Pressure foot, feed dog, faceplate, oh my! National Sewing Machine Day is Saturday, June 13.
I’m dreaming of spools and bobbins full of colorful threads, rather than wintry candy and sugarplums these days. I always find the urge to dust off the sewing machine in summer. Cute skirts, tops, aprons and sunbonnets start popping ideas into my head. Rather than turning on the dreaded news, I want to binge-watch YouTube tutorials on quilt-making, costumes and crafts.
It’s not all my fault though. My addiction (yes it definitely is an addiction) is fed by sweet ladies in our community who take it upon themselves to donate to the cause (or enable my habit). I seem to be the perfect recipient of their cast-off housecleaning and downsizing efforts. After all, I am the sewing mother of a large family, I must be in need of more sewing machines and fabric. I seldom turn down such donations, but keeping up with them is another story entirely.
I have more UFO’s in my sewing space than Area 51. (UnFinished prOjects, that is.) I use to keep up a lot more than I do now. New brides got a set of placemats with a matching apron and new mothers got a handmade receiving blanket or quilt.
I’m not really sure when I fell behind, but life happened and my sewing machines and I fell out of favor. Now I dust them and oil them for special occasions. Last year it was two weddings. (By the way, if two of your daughters decide to get married within a few months of each other, run away from home.) This year, it has been a new grandbaby and mask-making. As the summer continues, I intend to hone my potholder skills, finish a few projects and make some new outfits for our little granddaughter.

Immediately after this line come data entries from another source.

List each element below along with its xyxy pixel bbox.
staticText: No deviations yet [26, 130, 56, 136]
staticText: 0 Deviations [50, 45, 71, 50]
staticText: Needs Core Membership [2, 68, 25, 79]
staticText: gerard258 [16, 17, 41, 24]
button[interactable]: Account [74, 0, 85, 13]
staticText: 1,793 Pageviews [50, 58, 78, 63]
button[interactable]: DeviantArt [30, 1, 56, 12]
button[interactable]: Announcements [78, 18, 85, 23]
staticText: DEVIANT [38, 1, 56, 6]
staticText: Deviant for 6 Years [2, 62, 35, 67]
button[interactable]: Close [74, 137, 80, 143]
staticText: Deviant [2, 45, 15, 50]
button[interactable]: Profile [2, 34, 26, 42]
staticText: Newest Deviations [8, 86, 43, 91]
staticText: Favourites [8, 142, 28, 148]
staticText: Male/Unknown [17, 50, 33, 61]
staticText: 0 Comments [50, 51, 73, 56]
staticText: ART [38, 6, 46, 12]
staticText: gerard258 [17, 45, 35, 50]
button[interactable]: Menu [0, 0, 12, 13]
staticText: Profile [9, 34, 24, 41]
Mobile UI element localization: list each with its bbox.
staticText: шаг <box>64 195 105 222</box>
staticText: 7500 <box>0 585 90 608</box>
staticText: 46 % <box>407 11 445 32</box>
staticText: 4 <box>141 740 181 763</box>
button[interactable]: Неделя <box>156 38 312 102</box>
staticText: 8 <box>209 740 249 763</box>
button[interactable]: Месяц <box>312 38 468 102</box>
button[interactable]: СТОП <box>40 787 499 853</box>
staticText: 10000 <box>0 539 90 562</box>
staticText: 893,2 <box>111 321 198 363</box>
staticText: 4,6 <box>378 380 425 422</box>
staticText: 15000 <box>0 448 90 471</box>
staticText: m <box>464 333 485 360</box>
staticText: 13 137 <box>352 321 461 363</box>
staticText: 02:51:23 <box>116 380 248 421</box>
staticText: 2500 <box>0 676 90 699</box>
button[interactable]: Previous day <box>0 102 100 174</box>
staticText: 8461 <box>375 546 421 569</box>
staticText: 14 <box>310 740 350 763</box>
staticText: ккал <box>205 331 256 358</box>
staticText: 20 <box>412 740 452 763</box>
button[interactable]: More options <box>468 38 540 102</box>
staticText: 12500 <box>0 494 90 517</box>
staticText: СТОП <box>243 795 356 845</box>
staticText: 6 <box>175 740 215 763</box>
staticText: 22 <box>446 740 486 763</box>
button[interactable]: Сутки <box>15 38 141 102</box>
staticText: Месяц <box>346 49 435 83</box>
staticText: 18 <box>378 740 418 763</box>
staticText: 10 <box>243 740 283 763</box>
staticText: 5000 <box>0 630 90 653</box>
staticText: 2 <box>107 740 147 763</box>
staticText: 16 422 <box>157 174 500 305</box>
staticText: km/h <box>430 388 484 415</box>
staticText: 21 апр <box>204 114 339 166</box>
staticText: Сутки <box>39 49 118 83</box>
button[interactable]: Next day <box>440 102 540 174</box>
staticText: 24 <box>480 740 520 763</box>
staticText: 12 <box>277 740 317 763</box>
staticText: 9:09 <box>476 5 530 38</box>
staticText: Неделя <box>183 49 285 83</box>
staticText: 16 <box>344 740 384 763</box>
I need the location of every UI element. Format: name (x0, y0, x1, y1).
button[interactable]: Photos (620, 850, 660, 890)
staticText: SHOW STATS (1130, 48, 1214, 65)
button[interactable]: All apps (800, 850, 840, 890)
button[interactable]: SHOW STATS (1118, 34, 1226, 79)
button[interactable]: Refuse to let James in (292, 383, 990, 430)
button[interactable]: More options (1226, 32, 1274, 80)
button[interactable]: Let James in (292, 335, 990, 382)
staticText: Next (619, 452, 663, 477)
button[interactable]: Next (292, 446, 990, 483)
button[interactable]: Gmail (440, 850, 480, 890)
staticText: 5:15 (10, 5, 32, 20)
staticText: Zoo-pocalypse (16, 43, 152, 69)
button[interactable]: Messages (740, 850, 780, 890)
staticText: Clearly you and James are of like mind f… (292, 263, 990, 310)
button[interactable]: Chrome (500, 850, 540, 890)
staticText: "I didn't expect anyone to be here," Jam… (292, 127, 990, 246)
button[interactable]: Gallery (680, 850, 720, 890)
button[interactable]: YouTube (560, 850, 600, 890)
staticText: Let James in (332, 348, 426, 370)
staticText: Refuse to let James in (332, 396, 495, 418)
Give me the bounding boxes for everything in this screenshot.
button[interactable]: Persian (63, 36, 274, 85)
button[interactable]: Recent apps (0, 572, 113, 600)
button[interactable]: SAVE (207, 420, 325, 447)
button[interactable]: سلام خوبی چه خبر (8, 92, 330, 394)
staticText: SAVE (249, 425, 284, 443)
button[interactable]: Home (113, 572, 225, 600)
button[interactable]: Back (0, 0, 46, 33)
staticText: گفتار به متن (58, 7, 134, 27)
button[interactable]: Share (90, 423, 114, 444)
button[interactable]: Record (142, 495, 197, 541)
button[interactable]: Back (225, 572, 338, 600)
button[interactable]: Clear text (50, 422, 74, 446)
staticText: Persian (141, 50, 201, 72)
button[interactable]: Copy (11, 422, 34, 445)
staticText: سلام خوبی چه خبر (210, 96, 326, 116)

First, I need to service the poor, neglected machines and get them in prime shape for a sewing marathon. (Then pick through the out-of-date patterns that are coming back into style.) Instead of turning on the screen, why not pick up a forgotten hobby and turn the frustration of our day into something productive? Wouldn’t it be amazing if all the area County Fairs had twice as many entries this year? If you aren’t sure where to start, call up the ladies at the local OSU Extension office and ask for ideas. They have patterns and recipes too.